Our research program on flames is focused on developing alternative methodologies for the suppression and control of fires (1, 2). We are currently focused on several promising approaches to control flames: one, based on electric fields; the other, on powerful acoustic perturbations.
The first approach relies on the fact that hydrocarbon flames are actually chemically driven, non-equilibrium plasmas. As such, they contain large concentrations of charged species (typically, ~1011 charges per cubic centimeter) that respond collectively to externally applied electric fields. Importantly, the movement of ions and electrons in the field can transfer momentum to the surrounding gas though frequent collisions with neutral species. For sufficiently large fields, this process can result in macroscopic gas flows – so-called ionic or electric wind – with speeds of up to ten meters per second. When placed in the proximity of a flame, the resulting gas flows act in a highly directional manner to rapidly displace the combustion zone from the fuel source.

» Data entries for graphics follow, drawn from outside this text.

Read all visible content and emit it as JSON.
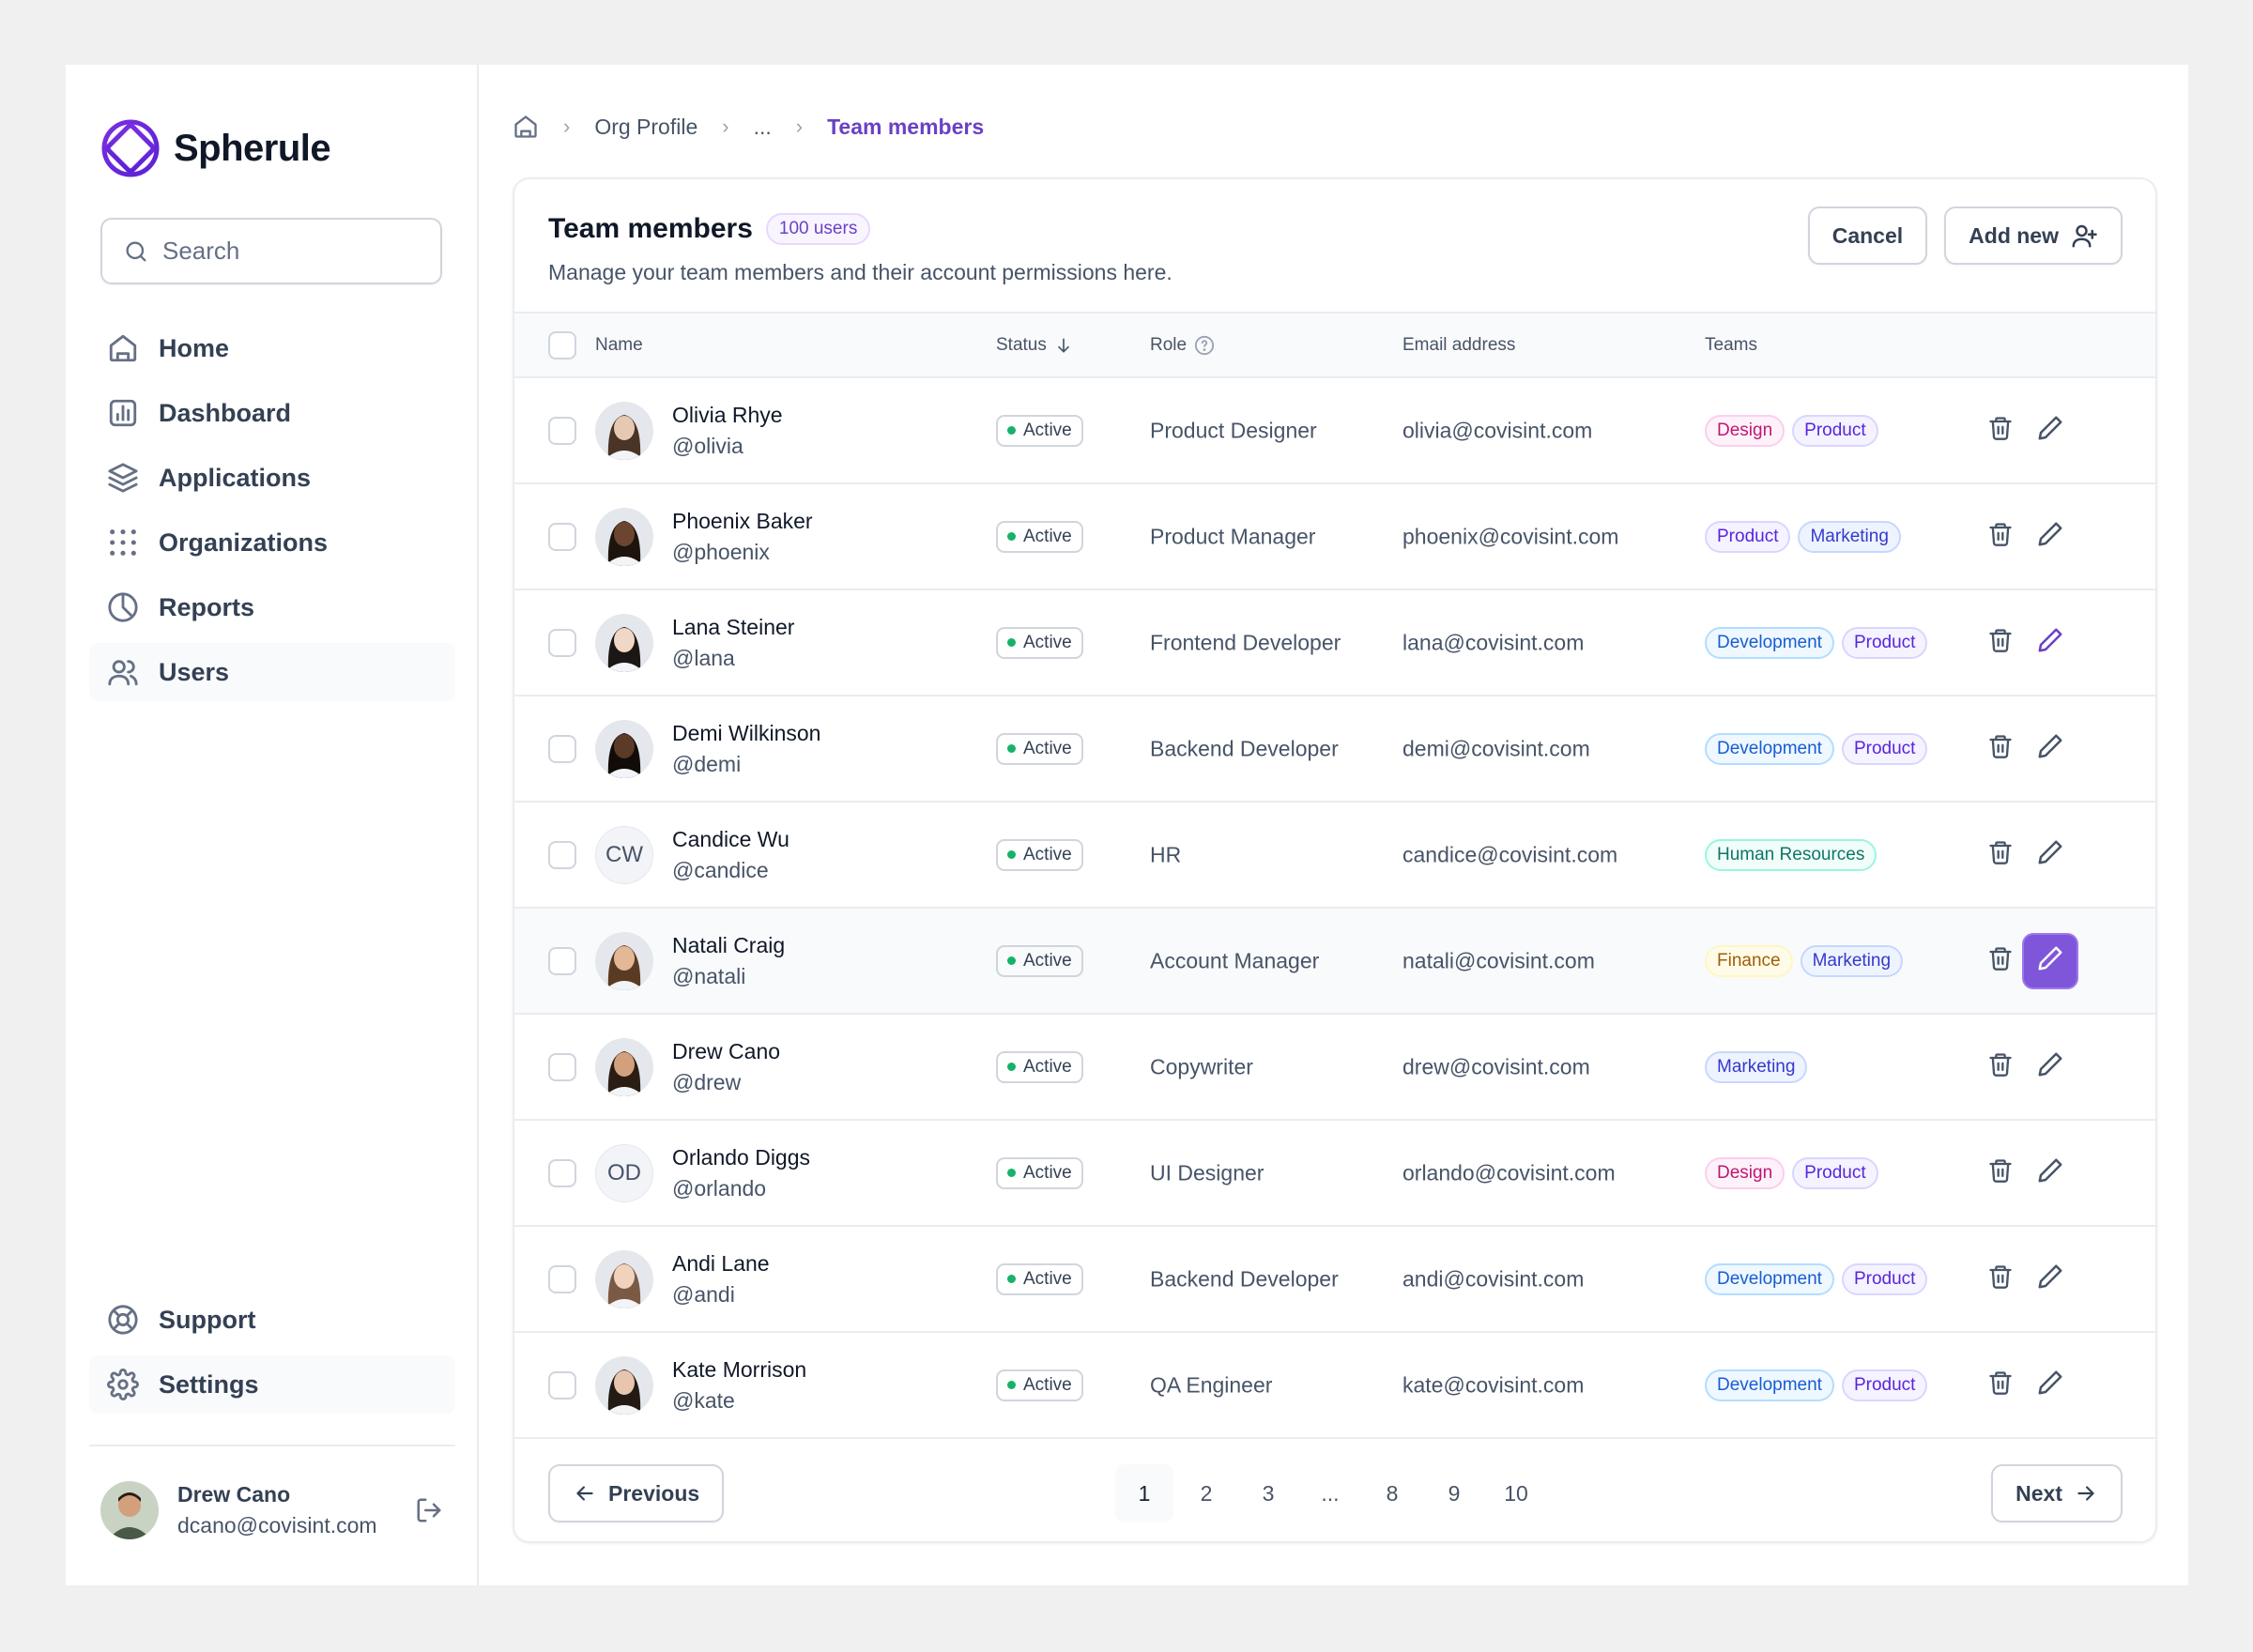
{
  "app": {
    "name": "Spherule"
  },
  "sidebar": {
    "search_placeholder": "Search",
    "items": [
      {
        "label": "Home",
        "icon": "home-icon"
      },
      {
        "label": "Dashboard",
        "icon": "bar-chart-icon"
      },
      {
        "label": "Applications",
        "icon": "layers-icon"
      },
      {
        "label": "Organizations",
        "icon": "grid-dots-icon"
      },
      {
        "label": "Reports",
        "icon": "pie-chart-icon"
      },
      {
        "label": "Users",
        "icon": "users-icon",
        "active": true
      }
    ],
    "bottom_items": [
      {
        "label": "Support",
        "icon": "life-buoy-icon"
      },
      {
        "label": "Settings",
        "icon": "gear-icon",
        "active": true
      }
    ],
    "user": {
      "name": "Drew Cano",
      "email": "dcano@covisint.com"
    }
  },
  "breadcrumb": {
    "home": "home-icon",
    "items": [
      "Org Profile",
      "...",
      "Team members"
    ]
  },
  "header": {
    "title": "Team members",
    "badge": "100 users",
    "subtitle": "Manage your team members and their account permissions here.",
    "cancel": "Cancel",
    "add_new": "Add new"
  },
  "table": {
    "columns": {
      "name": "Name",
      "status": "Status",
      "role": "Role",
      "email": "Email address",
      "teams": "Teams"
    },
    "rows": [
      {
        "name": "Olivia Rhye",
        "handle": "@olivia",
        "status": "Active",
        "role": "Product Designer",
        "email": "olivia@covisint.com",
        "teams": [
          "Design",
          "Product"
        ],
        "avatar": "photo",
        "skin": "#e6c9b3",
        "hair": "#4a3425"
      },
      {
        "name": "Phoenix Baker",
        "handle": "@phoenix",
        "status": "Active",
        "role": "Product Manager",
        "email": "phoenix@covisint.com",
        "teams": [
          "Product",
          "Marketing"
        ],
        "avatar": "photo",
        "skin": "#6b4530",
        "hair": "#1e140e"
      },
      {
        "name": "Lana Steiner",
        "handle": "@lana",
        "status": "Active",
        "role": "Frontend Developer",
        "email": "lana@covisint.com",
        "teams": [
          "Development",
          "Product"
        ],
        "avatar": "photo",
        "skin": "#f0d7c6",
        "hair": "#1c1714"
      },
      {
        "name": "Demi Wilkinson",
        "handle": "@demi",
        "status": "Active",
        "role": "Backend Developer",
        "email": "demi@covisint.com",
        "teams": [
          "Development",
          "Product"
        ],
        "avatar": "photo",
        "skin": "#5b3a28",
        "hair": "#120c09"
      },
      {
        "name": "Candice Wu",
        "handle": "@candice",
        "status": "Active",
        "role": "HR",
        "email": "candice@covisint.com",
        "teams": [
          "Human Resources"
        ],
        "avatar": "initials",
        "initials": "CW"
      },
      {
        "name": "Natali Craig",
        "handle": "@natali",
        "status": "Active",
        "role": "Account Manager",
        "email": "natali@covisint.com",
        "teams": [
          "Finance",
          "Marketing"
        ],
        "avatar": "photo",
        "skin": "#e3b896",
        "hair": "#5a3a22",
        "highlight": true
      },
      {
        "name": "Drew Cano",
        "handle": "@drew",
        "status": "Active",
        "role": "Copywriter",
        "email": "drew@covisint.com",
        "teams": [
          "Marketing"
        ],
        "avatar": "photo",
        "skin": "#d2a07c",
        "hair": "#2a1d14"
      },
      {
        "name": "Orlando Diggs",
        "handle": "@orlando",
        "status": "Active",
        "role": "UI Designer",
        "email": "orlando@covisint.com",
        "teams": [
          "Design",
          "Product"
        ],
        "avatar": "initials",
        "initials": "OD"
      },
      {
        "name": "Andi Lane",
        "handle": "@andi",
        "status": "Active",
        "role": "Backend Developer",
        "email": "andi@covisint.com",
        "teams": [
          "Development",
          "Product"
        ],
        "avatar": "photo",
        "skin": "#f1d2bd",
        "hair": "#7a5a44"
      },
      {
        "name": "Kate Morrison",
        "handle": "@kate",
        "status": "Active",
        "role": "QA Engineer",
        "email": "kate@covisint.com",
        "teams": [
          "Development",
          "Product"
        ],
        "avatar": "photo",
        "skin": "#e8c5ae",
        "hair": "#231a15"
      }
    ]
  },
  "team_colors": {
    "Design": {
      "bg": "#fdf2fa",
      "border": "#fcceee",
      "text": "#c11574"
    },
    "Product": {
      "bg": "#f4f3ff",
      "border": "#d9d6fe",
      "text": "#5925dc"
    },
    "Marketing": {
      "bg": "#eef4ff",
      "border": "#c7d7fe",
      "text": "#3538cd"
    },
    "Development": {
      "bg": "#eff8ff",
      "border": "#b2ddff",
      "text": "#175cd3"
    },
    "Human Resources": {
      "bg": "#f0fdf9",
      "border": "#99f6e0",
      "text": "#107569"
    },
    "Finance": {
      "bg": "#fefbe8",
      "border": "#fef7c3",
      "text": "#a15c07"
    }
  },
  "pagination": {
    "previous": "Previous",
    "next": "Next",
    "pages": [
      "1",
      "2",
      "3",
      "...",
      "8",
      "9",
      "10"
    ],
    "current": "1"
  },
  "colors": {
    "accent": "#7f56d9",
    "accent_text": "#6941c6",
    "status_dot": "#17b26a"
  }
}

The second approach provides oscillatory perturbations to the flame with acoustic waves. We are exploring the required acoustic conditions necessary for extinction. Our goal is to understand the fundamental physics and potential applications of using sound to manipulate combustive processes.
We are currently working to elucidate the mechanistic details underlying electric and acoustic fire suppression, and to scale these approaches to address larger fires of practical interest. In addition we are exploring a wealth of novel ways to affect and control flames (e.g. focusing the heat of flames).
1. Drews AM, Cademartiri L, Whitesides GM, Bishop KJM (2013) "Electric winds driven by time oscillating corona discharges", J Appl Phys 114(14).
2. Fox J, Whitesides G (2015) "Warning signals for eruptive events in spreading fires", Proc Natl Acad Sci 112(8):2378.